Barbie dolls; high-end sterling silver and gold estate jewelry; and knives and swords also move off the shelves fast, she said, and locals love casino-related memorabilia. The highest-priced item in the mall is the antique equivalent of the Loch Ness Monster, she said, something that everyone has heard about but no one ever sees—a rigged roulette wheel from the 1930s that used electromagnets to cheat players.
“I know what I paid for it, and I know it’s been appraised at $250,000,” Nickson said. “It’s one of a kind, but it comes down to what someone will pay for it, not what someone else says it’s worth.”

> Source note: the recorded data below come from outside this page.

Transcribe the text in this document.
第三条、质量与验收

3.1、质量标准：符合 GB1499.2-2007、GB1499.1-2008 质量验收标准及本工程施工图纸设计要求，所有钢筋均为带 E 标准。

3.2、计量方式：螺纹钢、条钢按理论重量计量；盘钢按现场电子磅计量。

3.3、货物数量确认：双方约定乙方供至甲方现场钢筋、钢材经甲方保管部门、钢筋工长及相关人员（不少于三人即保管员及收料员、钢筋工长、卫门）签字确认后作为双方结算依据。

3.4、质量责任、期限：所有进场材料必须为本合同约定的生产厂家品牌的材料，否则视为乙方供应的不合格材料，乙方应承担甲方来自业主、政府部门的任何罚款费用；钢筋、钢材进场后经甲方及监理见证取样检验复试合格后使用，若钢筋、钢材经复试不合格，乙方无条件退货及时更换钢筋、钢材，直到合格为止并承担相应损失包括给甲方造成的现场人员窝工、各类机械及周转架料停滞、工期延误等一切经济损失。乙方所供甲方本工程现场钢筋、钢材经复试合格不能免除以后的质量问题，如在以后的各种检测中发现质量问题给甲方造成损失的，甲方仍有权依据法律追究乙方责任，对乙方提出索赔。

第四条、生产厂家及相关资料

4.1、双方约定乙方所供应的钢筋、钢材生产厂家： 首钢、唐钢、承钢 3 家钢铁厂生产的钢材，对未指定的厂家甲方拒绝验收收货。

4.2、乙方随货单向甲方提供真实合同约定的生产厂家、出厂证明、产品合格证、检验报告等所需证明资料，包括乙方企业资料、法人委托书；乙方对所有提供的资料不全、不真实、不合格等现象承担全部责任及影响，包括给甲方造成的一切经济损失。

The antique business has taken a beating during the last couple of decades, but it isn’t about to go extinct, she said. And the dealers who remain help each other.
“We send each other customers all the time,” Nickson said. “If someone is looking for old tools or other rustic stuff, we’ll send them to Doug (Schuster) at Reno Antiques. For other things, we’ll send them to Junkee’s Clothing Exchange, Somewhere in Time or The Nest.
“If we don’t have what they are looking for, we’re going to try to find it. Whether they are looking for school lunch boxes or vintage clothing or whatever, we’ll help you. We want our customers to be happy.”